O Bradesco BBI manteve recomendação outperform (desempenho acima da média do mercado, equivalente à compra) e preço-alvo de R$ 38.

A equipe do Itaú BBA também avaliou os números como sólidos e em grande parte alinhados com suas estimativas.

Em termos de rentabilidade, a margem expandiu 40 pontos-base em relação ao ano anterior, impulsionada principalmente por: i) diluição das despesas com vendas, gerais e administrativas (SG&A) das áreas comercial e de redes, parcialmente compensada pelo aumento do custo dos produtos vendidos; ii) R$ 102 milhões provenientes da venda de ativos (contra nossa estimativa de R$ 116 milhões); e iii) um impacto não recorrente de R$ 129 milhões da FiBrasil na reavaliação contábil da aquisição.
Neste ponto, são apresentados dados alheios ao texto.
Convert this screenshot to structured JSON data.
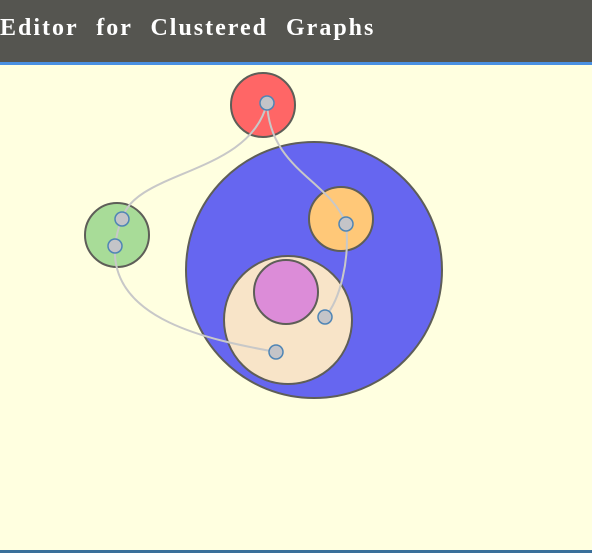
{
  "header": {
    "title": "Editor for Clustered Graphs"
  },
  "colors": {
    "header_bg": "#555550",
    "header_border": "#4a90e2",
    "canvas_bg": "#ffffe0",
    "cluster_red": "#ff6666",
    "cluster_blue": "#6666f0",
    "cluster_green": "#a8dc98",
    "cluster_orange": "#ffc878",
    "cluster_beige": "#f8e4c8",
    "cluster_pink": "#dc8cd8",
    "edge": "#c8c8c8",
    "node_fill": "#c4c4c8",
    "node_stroke": "#4f85b5"
  }
}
“O sólido desempenho das ações (+24% no acumulado do ano) nos leva a crer que esse forte resultado já está parcialmente precificado”, disse o BBA.

Além disso, a Vivo anunciou um novo programa de recompra de ações de até R$ 1 bilhão, aproximadamente 0,8% da capitalização de mercado atual, a ser executado até 2027.

Olhando para o futuro, o BBA espera que os investidores se concentrem na capacidade da Vivo de gerar fluxo de caixa e no potencial de aumento da distribuição total aos acionistas neste ano. Mantemos nossa recomendação de compra, com as ações negociadas a um rendimento de dividendos de aproximadamente 6,4% em 2026.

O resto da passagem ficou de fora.